$15B tramway and rapid bus network is the future of Quebec City transit, says pension fund manager

CDPQ Infra is recommending several major transport solutions for the Quebec City region, including a 35-kilometre tramway network, as part of a plan that would cost about $15 billion.

On Wednesday, CDPQ Infra, which is a subsidiary of the Caisse de dépôt et placement du Québec (CDPQ) — Quebec's pension fund manager — that specializes in major infrastructure projects, presented its Plan Circuit intégré de transport express (CITÉ).

The plan is meant to provide an express transport network that responds to the economic and demographic growth in Quebec City. It comes nearly six months after Transport Minister Geneviève Guilbault announced the government would be turning to the Caisse after rejecting Quebec City's tramway plan.

Tramway is 'backbone'

In its report, the CDPQ says the tramway network, described as the "backbone" of the plan, would make up about half of the cost, with a price tag of about $7 billion. The network would be made up of two lines. One would run from east to west across 28 kilometres, linking the Le Gendre, Sainte-Foy, Saint Roch and Charlesbourg sectors in phase one — as first envisioned in 2018 by Mayor Régis Labeaume's administration.

A north-south tramway line would span seven kilometres and link Quebec City to Lévis, Que., on the South Shore.

CDPQ Infra says the demographic growth of the South Shore and densification in Lévis warrants the construction of the line linking the municipalities.

"Such a structuring link would make it possible to respond effectively to changes in demand, by offering a rapid and frequent transport service capable of adapting to the city's size," reads the CDPQ Infra's report made public on Wednesday.

Phase two of the Caisse's plan would include D'Estimauville and phase three would expand the network to Lebourgneuf.

30 km of reserved bus lanes

CDPQ Infra's proposal also includes a 30-kilometre network of rapid bus service, also known as SRB, as well as an additional 30 kilometres of reserved bus lanes and high-frequency buses.

Jean-Marc Arbaud called the CDPQ Infra project a "vision."
CDPQ Infra president Jean-Marc Arbaud called the project a 'vision.' (Israel Tanguay/Radio-Canada)

The company says it's important to avoid increasing the flow of vehicles at peak times, and in the long term, having an "efficient and fast" connection between the city centres of Quebec City and Lévis.

Jean-Marc Arbaud, president and director of CDPQ Infra, says this is the best network to address all the transport issues in the region.

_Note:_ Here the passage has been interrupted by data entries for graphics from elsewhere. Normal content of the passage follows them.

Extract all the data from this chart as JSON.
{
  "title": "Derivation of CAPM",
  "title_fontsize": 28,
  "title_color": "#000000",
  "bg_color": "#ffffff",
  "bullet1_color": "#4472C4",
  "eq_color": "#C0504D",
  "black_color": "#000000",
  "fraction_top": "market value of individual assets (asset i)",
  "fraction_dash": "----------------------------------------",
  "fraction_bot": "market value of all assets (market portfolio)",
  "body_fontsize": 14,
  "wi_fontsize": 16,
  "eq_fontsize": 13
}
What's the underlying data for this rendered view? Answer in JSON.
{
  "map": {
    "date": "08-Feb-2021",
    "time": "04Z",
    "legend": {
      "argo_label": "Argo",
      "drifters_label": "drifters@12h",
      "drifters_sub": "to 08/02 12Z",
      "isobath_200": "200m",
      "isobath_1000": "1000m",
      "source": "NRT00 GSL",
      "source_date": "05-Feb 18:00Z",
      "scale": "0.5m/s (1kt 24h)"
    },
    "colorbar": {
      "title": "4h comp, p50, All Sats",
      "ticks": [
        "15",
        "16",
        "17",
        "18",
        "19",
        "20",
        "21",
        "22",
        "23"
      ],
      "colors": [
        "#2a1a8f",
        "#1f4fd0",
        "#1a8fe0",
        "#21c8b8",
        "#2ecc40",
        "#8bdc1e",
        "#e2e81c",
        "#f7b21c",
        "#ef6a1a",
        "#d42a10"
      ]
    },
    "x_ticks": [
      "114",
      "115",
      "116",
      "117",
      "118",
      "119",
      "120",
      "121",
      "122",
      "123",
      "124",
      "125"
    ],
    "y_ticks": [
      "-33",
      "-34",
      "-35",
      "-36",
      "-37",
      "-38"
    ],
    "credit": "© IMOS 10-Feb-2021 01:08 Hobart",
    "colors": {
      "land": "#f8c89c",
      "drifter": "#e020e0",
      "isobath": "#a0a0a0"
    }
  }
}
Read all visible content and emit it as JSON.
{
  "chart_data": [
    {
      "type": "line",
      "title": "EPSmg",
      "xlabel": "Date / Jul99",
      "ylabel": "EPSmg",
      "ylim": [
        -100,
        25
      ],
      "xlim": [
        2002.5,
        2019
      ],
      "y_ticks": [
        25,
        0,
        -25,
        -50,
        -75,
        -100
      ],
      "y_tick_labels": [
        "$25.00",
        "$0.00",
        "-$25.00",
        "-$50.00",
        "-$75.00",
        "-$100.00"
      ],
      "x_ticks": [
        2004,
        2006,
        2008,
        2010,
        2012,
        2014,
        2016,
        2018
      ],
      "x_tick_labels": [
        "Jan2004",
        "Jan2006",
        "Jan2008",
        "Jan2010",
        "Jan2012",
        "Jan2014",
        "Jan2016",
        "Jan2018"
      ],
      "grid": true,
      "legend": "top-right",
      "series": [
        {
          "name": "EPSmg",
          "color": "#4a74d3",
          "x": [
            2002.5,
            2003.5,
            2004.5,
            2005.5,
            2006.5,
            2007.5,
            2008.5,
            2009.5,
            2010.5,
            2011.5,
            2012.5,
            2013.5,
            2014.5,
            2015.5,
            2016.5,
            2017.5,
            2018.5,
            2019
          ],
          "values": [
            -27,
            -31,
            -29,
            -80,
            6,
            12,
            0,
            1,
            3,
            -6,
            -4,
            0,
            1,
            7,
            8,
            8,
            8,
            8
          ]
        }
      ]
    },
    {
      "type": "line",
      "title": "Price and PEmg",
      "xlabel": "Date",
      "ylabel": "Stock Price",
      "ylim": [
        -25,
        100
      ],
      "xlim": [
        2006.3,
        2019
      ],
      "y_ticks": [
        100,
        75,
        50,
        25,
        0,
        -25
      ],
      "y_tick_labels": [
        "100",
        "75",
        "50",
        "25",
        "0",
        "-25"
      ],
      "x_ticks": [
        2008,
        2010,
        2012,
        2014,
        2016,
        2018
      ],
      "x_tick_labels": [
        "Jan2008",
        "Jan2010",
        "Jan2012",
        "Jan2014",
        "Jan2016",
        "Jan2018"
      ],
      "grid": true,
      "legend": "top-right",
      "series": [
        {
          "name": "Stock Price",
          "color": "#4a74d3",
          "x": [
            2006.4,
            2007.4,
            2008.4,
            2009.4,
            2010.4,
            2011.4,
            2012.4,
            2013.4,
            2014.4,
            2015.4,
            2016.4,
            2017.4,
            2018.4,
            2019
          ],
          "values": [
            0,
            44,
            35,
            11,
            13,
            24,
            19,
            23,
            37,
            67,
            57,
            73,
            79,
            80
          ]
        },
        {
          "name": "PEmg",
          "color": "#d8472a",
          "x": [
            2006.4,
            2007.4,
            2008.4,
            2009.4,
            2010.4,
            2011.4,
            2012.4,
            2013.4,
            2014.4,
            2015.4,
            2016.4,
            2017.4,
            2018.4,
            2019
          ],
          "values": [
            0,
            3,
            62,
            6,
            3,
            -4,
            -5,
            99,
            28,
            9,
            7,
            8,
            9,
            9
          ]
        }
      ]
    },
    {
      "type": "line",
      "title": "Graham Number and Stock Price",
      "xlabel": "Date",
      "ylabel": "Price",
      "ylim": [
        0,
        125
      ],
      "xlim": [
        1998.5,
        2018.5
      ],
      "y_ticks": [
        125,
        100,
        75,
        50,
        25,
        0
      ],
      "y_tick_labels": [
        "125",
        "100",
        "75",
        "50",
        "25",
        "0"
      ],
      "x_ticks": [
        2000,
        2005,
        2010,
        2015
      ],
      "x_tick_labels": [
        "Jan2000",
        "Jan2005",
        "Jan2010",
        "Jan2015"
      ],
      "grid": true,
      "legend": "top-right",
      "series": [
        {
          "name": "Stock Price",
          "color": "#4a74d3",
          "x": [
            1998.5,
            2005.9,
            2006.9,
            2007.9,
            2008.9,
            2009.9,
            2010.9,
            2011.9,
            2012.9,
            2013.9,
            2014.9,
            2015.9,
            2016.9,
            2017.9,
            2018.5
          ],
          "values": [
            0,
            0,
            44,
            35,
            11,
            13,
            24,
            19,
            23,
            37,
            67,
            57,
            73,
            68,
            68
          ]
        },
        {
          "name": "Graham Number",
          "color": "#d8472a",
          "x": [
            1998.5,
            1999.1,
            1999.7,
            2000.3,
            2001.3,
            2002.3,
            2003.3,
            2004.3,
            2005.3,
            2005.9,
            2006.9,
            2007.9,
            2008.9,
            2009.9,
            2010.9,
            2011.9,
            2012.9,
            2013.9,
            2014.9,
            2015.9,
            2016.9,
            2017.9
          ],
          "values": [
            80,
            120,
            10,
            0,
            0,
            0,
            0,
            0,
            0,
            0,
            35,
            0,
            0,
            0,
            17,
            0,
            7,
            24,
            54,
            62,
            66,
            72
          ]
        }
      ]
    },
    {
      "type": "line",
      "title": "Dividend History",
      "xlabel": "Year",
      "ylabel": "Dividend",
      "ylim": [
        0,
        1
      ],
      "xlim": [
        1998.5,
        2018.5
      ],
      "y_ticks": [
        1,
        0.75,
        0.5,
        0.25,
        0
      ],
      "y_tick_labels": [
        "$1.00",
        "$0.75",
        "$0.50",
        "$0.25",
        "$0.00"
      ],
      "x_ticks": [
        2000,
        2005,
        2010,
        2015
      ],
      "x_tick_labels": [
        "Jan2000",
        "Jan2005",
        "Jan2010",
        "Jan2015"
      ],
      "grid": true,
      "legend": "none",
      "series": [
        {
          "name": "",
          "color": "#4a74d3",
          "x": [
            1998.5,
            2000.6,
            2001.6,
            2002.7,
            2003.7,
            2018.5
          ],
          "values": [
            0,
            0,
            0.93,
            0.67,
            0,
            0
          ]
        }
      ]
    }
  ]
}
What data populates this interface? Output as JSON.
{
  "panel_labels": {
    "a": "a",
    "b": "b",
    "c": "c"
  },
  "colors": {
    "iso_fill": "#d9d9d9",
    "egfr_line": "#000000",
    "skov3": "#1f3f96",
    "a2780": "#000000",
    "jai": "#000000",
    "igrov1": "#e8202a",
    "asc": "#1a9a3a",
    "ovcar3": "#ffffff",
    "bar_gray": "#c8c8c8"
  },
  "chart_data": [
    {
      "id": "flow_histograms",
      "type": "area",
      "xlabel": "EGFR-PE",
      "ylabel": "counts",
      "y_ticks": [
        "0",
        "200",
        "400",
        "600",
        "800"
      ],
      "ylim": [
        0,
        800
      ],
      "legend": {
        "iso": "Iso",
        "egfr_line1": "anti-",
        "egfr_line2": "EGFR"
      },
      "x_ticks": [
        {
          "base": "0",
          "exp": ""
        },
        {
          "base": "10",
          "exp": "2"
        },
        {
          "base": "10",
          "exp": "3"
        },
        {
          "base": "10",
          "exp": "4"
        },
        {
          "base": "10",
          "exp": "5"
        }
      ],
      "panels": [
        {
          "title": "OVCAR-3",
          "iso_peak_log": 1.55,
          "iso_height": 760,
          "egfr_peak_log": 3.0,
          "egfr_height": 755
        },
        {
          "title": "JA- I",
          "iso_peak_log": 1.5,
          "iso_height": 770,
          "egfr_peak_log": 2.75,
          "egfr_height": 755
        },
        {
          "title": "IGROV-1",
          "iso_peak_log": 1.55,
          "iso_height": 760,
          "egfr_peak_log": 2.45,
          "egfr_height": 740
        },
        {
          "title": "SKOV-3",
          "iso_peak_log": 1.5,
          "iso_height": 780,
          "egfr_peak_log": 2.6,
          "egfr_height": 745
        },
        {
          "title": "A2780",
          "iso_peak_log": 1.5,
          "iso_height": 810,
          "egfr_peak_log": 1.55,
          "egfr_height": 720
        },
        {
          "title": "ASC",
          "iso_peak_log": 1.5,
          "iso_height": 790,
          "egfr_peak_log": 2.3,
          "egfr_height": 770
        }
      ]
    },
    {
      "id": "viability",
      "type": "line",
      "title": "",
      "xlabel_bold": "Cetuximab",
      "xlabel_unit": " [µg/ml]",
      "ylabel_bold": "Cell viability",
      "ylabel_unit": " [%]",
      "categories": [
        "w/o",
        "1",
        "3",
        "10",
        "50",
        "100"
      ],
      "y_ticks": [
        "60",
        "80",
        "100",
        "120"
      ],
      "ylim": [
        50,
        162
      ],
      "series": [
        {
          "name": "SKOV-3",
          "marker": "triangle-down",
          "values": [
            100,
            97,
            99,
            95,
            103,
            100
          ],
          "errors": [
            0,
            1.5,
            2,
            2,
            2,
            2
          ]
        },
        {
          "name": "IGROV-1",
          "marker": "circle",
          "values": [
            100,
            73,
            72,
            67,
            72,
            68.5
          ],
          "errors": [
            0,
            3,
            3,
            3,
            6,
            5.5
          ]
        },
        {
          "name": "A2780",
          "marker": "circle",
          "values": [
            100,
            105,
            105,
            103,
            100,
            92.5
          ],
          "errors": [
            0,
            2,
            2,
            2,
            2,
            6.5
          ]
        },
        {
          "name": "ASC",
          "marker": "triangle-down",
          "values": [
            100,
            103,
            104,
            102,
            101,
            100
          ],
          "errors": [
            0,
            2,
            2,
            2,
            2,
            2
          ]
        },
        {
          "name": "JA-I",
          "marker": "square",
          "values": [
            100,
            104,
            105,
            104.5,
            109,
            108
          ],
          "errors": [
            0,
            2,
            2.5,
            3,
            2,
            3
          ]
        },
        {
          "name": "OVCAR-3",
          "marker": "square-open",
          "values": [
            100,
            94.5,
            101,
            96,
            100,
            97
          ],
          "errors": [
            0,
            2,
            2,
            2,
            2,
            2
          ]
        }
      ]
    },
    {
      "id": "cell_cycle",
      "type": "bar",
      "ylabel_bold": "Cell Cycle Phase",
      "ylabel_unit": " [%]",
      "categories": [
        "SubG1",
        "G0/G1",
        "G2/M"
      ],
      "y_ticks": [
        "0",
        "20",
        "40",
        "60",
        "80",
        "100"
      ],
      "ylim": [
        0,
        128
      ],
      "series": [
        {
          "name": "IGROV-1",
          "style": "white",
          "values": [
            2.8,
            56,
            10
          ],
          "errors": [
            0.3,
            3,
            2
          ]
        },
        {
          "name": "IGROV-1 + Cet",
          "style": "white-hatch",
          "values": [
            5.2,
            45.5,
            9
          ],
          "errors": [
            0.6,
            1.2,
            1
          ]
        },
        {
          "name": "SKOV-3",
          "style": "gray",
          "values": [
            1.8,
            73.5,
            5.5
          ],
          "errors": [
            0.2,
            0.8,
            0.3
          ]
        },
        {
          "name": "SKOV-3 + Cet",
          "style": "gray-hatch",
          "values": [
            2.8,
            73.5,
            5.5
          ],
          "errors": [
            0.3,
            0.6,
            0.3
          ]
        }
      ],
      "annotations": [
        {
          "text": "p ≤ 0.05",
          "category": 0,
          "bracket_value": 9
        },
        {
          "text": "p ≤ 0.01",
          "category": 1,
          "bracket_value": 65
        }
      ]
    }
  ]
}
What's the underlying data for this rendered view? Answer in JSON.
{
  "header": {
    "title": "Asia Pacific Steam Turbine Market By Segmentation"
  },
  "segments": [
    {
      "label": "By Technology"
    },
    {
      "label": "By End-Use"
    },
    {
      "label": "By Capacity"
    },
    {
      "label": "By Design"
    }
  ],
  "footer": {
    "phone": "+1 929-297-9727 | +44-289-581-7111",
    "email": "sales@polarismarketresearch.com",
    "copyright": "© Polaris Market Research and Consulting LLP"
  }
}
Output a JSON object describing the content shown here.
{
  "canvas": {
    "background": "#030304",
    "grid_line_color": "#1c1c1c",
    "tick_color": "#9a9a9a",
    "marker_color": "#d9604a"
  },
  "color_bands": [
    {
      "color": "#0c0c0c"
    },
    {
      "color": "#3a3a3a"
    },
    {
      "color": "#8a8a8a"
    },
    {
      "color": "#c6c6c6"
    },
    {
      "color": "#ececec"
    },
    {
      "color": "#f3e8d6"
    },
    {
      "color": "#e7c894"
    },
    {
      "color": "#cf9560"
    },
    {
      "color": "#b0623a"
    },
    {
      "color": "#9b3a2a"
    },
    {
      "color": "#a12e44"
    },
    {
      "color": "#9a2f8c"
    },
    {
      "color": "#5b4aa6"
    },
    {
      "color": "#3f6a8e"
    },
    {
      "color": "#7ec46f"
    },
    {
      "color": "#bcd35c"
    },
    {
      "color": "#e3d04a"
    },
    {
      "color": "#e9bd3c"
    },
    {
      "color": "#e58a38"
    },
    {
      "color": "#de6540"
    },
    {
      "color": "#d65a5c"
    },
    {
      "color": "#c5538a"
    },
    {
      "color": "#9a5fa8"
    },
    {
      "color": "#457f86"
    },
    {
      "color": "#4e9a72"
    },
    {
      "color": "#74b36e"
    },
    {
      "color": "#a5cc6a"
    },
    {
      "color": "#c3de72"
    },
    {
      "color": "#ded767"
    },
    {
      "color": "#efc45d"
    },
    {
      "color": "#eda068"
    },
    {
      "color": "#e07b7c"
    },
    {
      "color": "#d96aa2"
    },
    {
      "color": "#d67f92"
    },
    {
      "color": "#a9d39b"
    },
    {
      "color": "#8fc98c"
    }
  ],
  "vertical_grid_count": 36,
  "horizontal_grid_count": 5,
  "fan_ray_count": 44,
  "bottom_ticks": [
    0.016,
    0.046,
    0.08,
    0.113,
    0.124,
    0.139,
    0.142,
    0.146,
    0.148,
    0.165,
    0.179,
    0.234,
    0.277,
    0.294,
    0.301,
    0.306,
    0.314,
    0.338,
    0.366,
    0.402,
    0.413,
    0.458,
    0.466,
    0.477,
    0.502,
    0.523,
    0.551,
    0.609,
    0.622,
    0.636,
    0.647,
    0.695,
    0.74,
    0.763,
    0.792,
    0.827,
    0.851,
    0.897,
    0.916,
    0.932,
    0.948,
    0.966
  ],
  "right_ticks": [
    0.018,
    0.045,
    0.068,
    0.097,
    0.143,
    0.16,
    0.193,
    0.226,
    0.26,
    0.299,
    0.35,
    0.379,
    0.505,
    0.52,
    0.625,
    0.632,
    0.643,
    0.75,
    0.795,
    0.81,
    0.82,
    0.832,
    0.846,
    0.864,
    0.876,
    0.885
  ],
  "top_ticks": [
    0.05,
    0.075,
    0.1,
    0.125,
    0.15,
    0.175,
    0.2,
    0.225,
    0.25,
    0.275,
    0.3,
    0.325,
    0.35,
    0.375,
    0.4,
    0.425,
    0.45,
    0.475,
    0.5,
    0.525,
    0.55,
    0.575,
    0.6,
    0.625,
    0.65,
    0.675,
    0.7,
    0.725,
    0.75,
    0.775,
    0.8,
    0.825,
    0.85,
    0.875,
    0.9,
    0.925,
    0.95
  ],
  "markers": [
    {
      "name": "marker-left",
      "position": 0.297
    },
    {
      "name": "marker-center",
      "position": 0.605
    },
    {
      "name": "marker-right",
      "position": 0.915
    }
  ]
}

The buses will be available 20 hours a day, seven days a week.

'Finally feel like we're in a modern city'

Quebec City Mayor Bruno Marchand was happy with the announcement and is focused on building up the city's infrastructure, even if the city isn't managing the project.

"I just only care about one thing … being able to find solutions," said Marchand.

Mayor Bruno Marchand says it's important to get ahead of the city's transit issues.
Mayor Bruno Marchand says it's important to get ahead of the city's transit issues. (Olivier Lemieux/Radio-Canada)

Jason Ortmann, who lives in the city's central Limoilou district, says the proposed tramway would pretty much fly past his door.

He sees this announcement as a positive one, bringing Quebec City closer to larger urban centres such as those in Europe with affordable and reliable public transit options.

"You can just zip through the city and get to where you're going," said Ortmann.

"I just need to go to the stop and I know it's coming. So that's a huge improvement.… It's going to finally feel like we're in a modern city."

Having followed the tramway saga for years, he says this project is "way overdue." But he's concerned the government could still press pause on the plans.

"Are they going to say, well, let's wait another while and cause prices to hike even further?" he said.

3rd link would only shift congestion, reports Caisse

The report recommends structuring public transport between Quebec City and Lévis "via the existing bridges," instead of adding a much discussed third link for cars to the South Shore. It says a third link for cars would offer "no ultimate benefit in terms of mobility."

Studying six transit corridors covering 25 kilometres along the St. Lawrence River, the CDPQ concluded that the benefits of such a link would be limited during rush hour and would simply result in a "shift in congestion."

"The actual time-saving on the existing bridges would be limited, averaging five minutes, and would ultimately result in a significant increase in congestion on the road network in the Quebec City area," the report states.

Feds open to financing part of project

Jean-Yves Duclos, minister of public services and procurement, said Wednesday that the Quebec City region is the "only city of comparable size that does not yet have modern public transit."

"It obviously gives us reasons to move faster to fund modern public transport in the Quebec City region," said Duclos.

Last month, the federal government reached a deal with Canadian National Railway (CN) to acquire the historic Quebec Bridge.

Duclos said he would accept a request for financing the tramway project, if asked, noting that the government was prepared from the start to finance up to 40 per cent.

"We've been here since 2018, and we were here when Mr. Couillard and Mr. Labeaume announced the project six years ago," said Duclos, referring to the former premier and Quebec City mayor.